In the last case study, I want to apply “engineering entropy” to a larger context, say a multi discipline engineering group. In such a group, there are a lot of feature teams who own different things in different layers of the final product. Nowadays, many groups are leveraging Scrum model as a development framework. Scrum model provides the possibility that things are changing in a fast pace. So it should not be surprising that one component layer is changing its implementation dramatically. But such flexibility inevitably introduces engineering entropy, as one’s understanding of the dependencies are going out of date pretty soon. This is a topic in project management instead of software engineering as such ignorance is the result of the separation of engineering entities. By understanding the source of such entropy, it could be easily figured out that a careful management of such entropy is needed. One important way to reduce the entropy is to communicate changes in a clear way so developers are aware of them. When certain change starts causing issues, the information of “why and how” about the change should be immediately available, at least contact information should be available so that assistance of resolving the issues could be pursued as early as possible.

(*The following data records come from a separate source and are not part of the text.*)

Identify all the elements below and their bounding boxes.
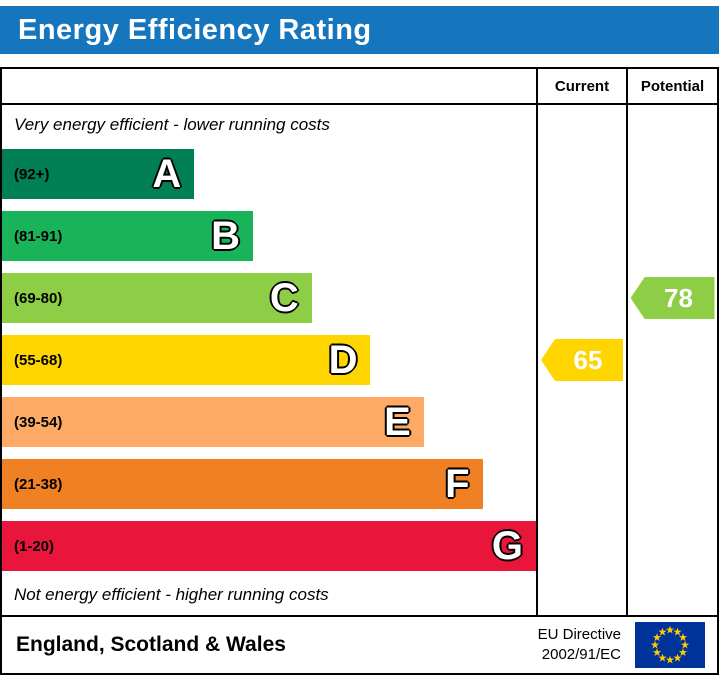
current-rating-arrow: 65 [541,339,623,381]
chart-body: Very energy efficient - lower running co… [2,105,717,615]
band-letter: G [491,524,523,568]
rating-chart: Current Potential Very energy efficient … [0,67,719,617]
band-range: (92+) [14,165,50,183]
band-letter: C [269,276,299,320]
band-range: (81-91) [14,227,63,245]
band-bar-b: (81-91) B [2,211,253,261]
top-note: Very energy efficient - lower running co… [14,115,330,134]
band-row-f: (21-38) F [2,453,717,515]
band-row-e: (39-54) E [2,391,717,453]
band-range: (21-38) [14,475,63,493]
footer: England, Scotland & Wales EU Directive 2… [0,617,719,675]
band-range: (39-54) [14,413,63,431]
band-row-g: (1-20) G [2,515,717,577]
band-bar-d: (55-68) D [2,335,371,385]
title-bar: Energy Efficiency Rating [0,6,719,54]
band-range: (69-80) [14,289,63,307]
potential-rating-arrow: 78 [630,277,715,319]
potential-column-divider [626,69,628,615]
band-row-a: (92+) A [2,143,717,205]
potential-rating-value: 78 [664,282,693,313]
page-title: Energy Efficiency Rating [18,13,372,46]
bottom-note-row: Not energy efficient - higher running co… [2,577,717,613]
band-range: (1-20) [14,537,55,555]
band-bar-e: (39-54) E [2,397,424,447]
region-label: England, Scotland & Wales [16,633,286,656]
potential-column-header: Potential [640,77,705,95]
chart-header-row: Current Potential [2,69,717,105]
band-letter: E [384,400,411,444]
bottom-note: Not energy efficient - higher running co… [14,585,329,604]
band-range: (55-68) [14,351,63,369]
band-row-d: (55-68) D 65 [2,329,717,391]
band-letter: D [328,338,358,382]
band-row-c: (69-80) C 78 [2,267,717,329]
top-note-row: Very energy efficient - lower running co… [2,107,717,143]
band-bar-f: (21-38) F [2,459,483,509]
current-column-header: Current [554,77,610,95]
band-letter: B [211,214,240,258]
current-rating-value: 65 [573,344,603,375]
eu-directive-line2: 2002/91/EC [541,646,621,663]
current-column-divider [536,69,538,615]
band-row-b: (81-91) B [2,205,717,267]
eu-directive-label: EU Directive 2002/91/EC [538,625,621,666]
band-bar-c: (69-80) C [2,273,312,323]
eu-directive-line1: EU Directive [537,625,621,643]
band-letter: A [152,152,182,196]
band-bar-a: (92+) A [2,149,195,199]
eu-flag-icon [635,622,705,668]
band-letter: F [445,462,470,506]
band-bar-g: (1-20) G [2,521,536,571]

Another similar example is what could happen inside a feature group. As developers in the same group are focusing on different areas, the knowledge of the same component/system could gradually become out of date. As time goes, the entropy of the same component will build up and it could require more efforts to resolve it. A planned catch-up could help to reduce this entropy. A catch-up could be a formal one so that everyone in the team can focus on gaining more insights together or it could be informal so that individual developer can arrange his/her own catch-up in a way that fits his/her own flexibility. The key point is that this should be done with a clear goal in mind and the goal is gaining new knowledge of the product which has been changing for a certain period.